According to Auburn University, Masoud Mahjouri-Samani and his team have successfully tested a nanoparticle 3D printer aboard a NASA-sponsored zero-gravity flight.
The compact device, called LASED (Laser Ablation and Sintering Enable Deposition), was flown in May aboard a modified Boeing 727 near Salina, Kansas. During roughly 30 parabolic arcs — each simulating 23 to 25 seconds of microgravity — the machine printed without a hitch. “This was a one-shot win. From the very first parabola, the machine printed beautifully. That level of success on a first flight is extremely rare,” Mahjouri-Samani said.
The flight was part of the $870,000 NASA-funded project, “In Space Dry Printing Electronics and Semiconductor Devices.” The goal: to enable astronauts to print electronics on demand — including antennas, sensors, and monitors — without needing shipments from Earth. “In space, you want to print what you need, when you need it,” he explained.

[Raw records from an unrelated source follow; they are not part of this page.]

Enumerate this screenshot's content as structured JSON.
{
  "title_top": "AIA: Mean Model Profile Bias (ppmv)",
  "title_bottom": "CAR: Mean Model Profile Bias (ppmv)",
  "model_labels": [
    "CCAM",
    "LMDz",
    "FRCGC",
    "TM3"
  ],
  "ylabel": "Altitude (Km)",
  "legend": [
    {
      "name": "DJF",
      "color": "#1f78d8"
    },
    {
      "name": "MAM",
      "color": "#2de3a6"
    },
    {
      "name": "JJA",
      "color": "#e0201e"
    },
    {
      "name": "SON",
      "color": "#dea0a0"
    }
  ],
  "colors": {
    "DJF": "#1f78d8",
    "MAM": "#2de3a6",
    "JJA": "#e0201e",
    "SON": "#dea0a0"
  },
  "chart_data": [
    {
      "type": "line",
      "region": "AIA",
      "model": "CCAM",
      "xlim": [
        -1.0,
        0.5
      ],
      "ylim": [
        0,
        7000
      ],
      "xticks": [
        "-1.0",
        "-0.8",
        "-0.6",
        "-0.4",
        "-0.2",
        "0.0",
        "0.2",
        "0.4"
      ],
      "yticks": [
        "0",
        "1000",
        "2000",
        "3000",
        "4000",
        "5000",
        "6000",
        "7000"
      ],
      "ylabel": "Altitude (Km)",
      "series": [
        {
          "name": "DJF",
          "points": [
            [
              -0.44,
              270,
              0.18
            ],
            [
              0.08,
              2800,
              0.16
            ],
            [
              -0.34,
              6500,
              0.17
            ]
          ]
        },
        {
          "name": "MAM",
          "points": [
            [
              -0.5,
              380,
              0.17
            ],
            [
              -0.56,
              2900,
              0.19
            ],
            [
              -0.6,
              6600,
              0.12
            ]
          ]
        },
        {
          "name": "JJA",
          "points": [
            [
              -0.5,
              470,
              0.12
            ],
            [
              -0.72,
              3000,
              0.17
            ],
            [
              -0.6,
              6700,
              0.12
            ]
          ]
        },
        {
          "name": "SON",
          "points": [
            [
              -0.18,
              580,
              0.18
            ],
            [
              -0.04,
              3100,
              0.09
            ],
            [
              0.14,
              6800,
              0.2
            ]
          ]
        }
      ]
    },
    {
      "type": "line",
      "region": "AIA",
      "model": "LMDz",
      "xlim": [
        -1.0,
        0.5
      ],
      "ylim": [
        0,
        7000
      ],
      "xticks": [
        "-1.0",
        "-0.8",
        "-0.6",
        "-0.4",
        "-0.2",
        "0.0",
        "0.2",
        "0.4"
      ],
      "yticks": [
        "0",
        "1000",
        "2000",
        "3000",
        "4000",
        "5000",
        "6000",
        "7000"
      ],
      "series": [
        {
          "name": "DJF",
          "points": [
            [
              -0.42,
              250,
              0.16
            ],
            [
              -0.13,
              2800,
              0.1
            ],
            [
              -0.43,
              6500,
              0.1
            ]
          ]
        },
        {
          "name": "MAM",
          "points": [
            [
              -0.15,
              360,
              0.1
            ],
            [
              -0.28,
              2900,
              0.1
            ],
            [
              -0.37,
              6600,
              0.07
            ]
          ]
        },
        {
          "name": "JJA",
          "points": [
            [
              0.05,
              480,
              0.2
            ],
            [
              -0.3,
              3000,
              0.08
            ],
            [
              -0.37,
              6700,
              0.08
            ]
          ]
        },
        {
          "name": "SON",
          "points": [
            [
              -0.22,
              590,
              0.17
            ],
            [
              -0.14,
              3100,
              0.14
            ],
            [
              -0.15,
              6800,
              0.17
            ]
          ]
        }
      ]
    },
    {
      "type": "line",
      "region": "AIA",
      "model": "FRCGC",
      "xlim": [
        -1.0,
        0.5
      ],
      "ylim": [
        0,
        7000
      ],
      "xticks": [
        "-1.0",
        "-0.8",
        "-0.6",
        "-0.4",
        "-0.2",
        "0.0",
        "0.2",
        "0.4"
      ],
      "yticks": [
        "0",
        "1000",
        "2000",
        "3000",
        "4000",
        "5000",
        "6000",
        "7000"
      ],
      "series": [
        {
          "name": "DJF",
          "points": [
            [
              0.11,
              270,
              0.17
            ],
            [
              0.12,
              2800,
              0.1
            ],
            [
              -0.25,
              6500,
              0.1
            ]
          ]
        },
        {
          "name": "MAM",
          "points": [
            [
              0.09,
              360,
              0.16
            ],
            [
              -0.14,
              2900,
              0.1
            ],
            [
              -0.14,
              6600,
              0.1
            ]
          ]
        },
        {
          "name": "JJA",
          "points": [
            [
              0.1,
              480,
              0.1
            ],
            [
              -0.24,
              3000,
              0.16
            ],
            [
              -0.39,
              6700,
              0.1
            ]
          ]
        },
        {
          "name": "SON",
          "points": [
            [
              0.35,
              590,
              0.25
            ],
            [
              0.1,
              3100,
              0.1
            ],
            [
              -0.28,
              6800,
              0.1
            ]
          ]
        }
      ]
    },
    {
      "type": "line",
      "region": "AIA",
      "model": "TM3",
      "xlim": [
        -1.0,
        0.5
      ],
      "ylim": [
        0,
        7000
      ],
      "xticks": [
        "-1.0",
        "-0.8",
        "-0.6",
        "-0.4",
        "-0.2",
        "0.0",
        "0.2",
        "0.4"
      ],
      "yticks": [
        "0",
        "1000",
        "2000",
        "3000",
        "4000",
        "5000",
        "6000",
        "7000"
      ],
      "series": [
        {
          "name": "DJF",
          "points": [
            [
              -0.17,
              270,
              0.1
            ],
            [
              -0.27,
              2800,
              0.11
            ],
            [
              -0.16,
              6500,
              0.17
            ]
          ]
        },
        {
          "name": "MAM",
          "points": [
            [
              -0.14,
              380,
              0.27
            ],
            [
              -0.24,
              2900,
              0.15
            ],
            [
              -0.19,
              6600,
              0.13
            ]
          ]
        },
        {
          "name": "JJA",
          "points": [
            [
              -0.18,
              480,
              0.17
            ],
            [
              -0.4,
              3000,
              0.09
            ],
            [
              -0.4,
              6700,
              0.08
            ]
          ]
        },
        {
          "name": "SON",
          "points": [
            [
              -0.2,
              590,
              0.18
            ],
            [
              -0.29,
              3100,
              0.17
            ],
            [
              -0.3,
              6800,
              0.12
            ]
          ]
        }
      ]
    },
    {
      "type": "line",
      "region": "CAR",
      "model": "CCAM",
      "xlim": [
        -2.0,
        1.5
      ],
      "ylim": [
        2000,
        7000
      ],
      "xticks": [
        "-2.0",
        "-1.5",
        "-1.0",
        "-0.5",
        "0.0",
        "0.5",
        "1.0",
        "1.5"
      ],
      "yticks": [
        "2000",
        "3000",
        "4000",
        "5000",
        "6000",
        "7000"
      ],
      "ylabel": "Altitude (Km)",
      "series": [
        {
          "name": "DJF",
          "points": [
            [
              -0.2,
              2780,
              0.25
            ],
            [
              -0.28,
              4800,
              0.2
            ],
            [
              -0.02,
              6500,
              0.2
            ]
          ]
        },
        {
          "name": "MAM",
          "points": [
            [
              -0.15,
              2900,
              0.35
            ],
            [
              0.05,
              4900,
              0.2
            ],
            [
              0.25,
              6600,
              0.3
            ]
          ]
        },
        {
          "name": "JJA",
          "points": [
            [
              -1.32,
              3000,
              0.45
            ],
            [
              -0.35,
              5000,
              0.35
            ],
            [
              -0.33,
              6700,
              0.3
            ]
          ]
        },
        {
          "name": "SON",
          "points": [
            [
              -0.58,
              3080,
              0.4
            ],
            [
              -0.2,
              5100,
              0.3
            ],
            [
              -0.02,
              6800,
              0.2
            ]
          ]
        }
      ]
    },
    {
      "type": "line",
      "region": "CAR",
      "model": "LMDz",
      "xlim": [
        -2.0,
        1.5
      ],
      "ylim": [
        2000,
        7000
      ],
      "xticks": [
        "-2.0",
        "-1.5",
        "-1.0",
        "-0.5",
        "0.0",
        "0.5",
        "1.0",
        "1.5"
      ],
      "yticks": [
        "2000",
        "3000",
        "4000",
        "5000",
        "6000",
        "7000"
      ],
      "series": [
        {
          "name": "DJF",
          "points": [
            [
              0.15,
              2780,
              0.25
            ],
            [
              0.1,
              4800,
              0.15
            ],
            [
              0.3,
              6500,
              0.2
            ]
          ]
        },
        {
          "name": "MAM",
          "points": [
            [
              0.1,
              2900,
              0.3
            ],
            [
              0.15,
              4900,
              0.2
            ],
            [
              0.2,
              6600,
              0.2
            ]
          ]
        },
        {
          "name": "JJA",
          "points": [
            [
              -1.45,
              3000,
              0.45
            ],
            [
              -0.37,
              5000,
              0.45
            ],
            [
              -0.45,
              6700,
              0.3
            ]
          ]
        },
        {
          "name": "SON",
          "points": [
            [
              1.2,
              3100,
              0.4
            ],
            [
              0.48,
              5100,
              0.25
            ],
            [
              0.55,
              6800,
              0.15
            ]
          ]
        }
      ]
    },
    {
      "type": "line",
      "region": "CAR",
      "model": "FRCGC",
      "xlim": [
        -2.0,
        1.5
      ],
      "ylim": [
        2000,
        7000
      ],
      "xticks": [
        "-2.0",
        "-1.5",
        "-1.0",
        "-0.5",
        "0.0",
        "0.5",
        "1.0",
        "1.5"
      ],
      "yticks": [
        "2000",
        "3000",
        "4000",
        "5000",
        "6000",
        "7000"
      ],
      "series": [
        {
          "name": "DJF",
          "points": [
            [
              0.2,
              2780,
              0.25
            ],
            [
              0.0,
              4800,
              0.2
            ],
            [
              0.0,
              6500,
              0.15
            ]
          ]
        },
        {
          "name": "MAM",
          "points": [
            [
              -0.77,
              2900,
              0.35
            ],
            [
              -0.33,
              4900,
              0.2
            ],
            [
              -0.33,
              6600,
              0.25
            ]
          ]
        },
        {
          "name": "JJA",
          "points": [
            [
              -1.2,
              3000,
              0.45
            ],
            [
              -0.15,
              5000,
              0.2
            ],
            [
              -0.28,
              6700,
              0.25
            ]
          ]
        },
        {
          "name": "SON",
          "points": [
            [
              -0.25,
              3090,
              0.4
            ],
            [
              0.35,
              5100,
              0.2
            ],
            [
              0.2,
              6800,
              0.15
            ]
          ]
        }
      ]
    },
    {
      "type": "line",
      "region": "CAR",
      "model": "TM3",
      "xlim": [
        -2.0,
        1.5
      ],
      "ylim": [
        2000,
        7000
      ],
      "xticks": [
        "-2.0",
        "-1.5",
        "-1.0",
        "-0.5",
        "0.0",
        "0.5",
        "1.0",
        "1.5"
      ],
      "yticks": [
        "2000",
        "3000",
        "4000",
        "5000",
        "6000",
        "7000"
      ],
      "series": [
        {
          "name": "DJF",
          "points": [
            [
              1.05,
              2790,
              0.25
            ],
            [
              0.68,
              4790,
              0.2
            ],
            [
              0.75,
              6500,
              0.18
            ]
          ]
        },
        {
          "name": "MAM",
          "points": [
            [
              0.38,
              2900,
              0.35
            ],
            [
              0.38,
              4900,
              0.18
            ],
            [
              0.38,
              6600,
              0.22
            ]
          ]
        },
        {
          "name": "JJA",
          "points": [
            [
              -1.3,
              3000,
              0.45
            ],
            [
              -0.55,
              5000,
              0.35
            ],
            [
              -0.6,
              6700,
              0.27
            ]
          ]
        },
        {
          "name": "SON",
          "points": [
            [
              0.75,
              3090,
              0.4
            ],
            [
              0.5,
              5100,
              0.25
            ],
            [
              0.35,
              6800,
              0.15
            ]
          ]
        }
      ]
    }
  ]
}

The LASED system, just 24 inches per side and drawing under 500 watts, integrates nanoparticle generation, nozzle-based delivery, and sintering — all fully automated. “It’s a fully functional machine. Everything is integrated. You can program it to complete complex tasks in 20 seconds,” he said.
The machine was also engineered for space-rigors, tested to tolerate up to 18Gs. Performance exceeded expectations. “Other systems sometimes need multiple flights to even get one usable print,” he said. “Ours worked perfectly on parabola one.” With time to spare, the team printed extra samples — foundational circuit patterns — to confirm consistency and accuracy.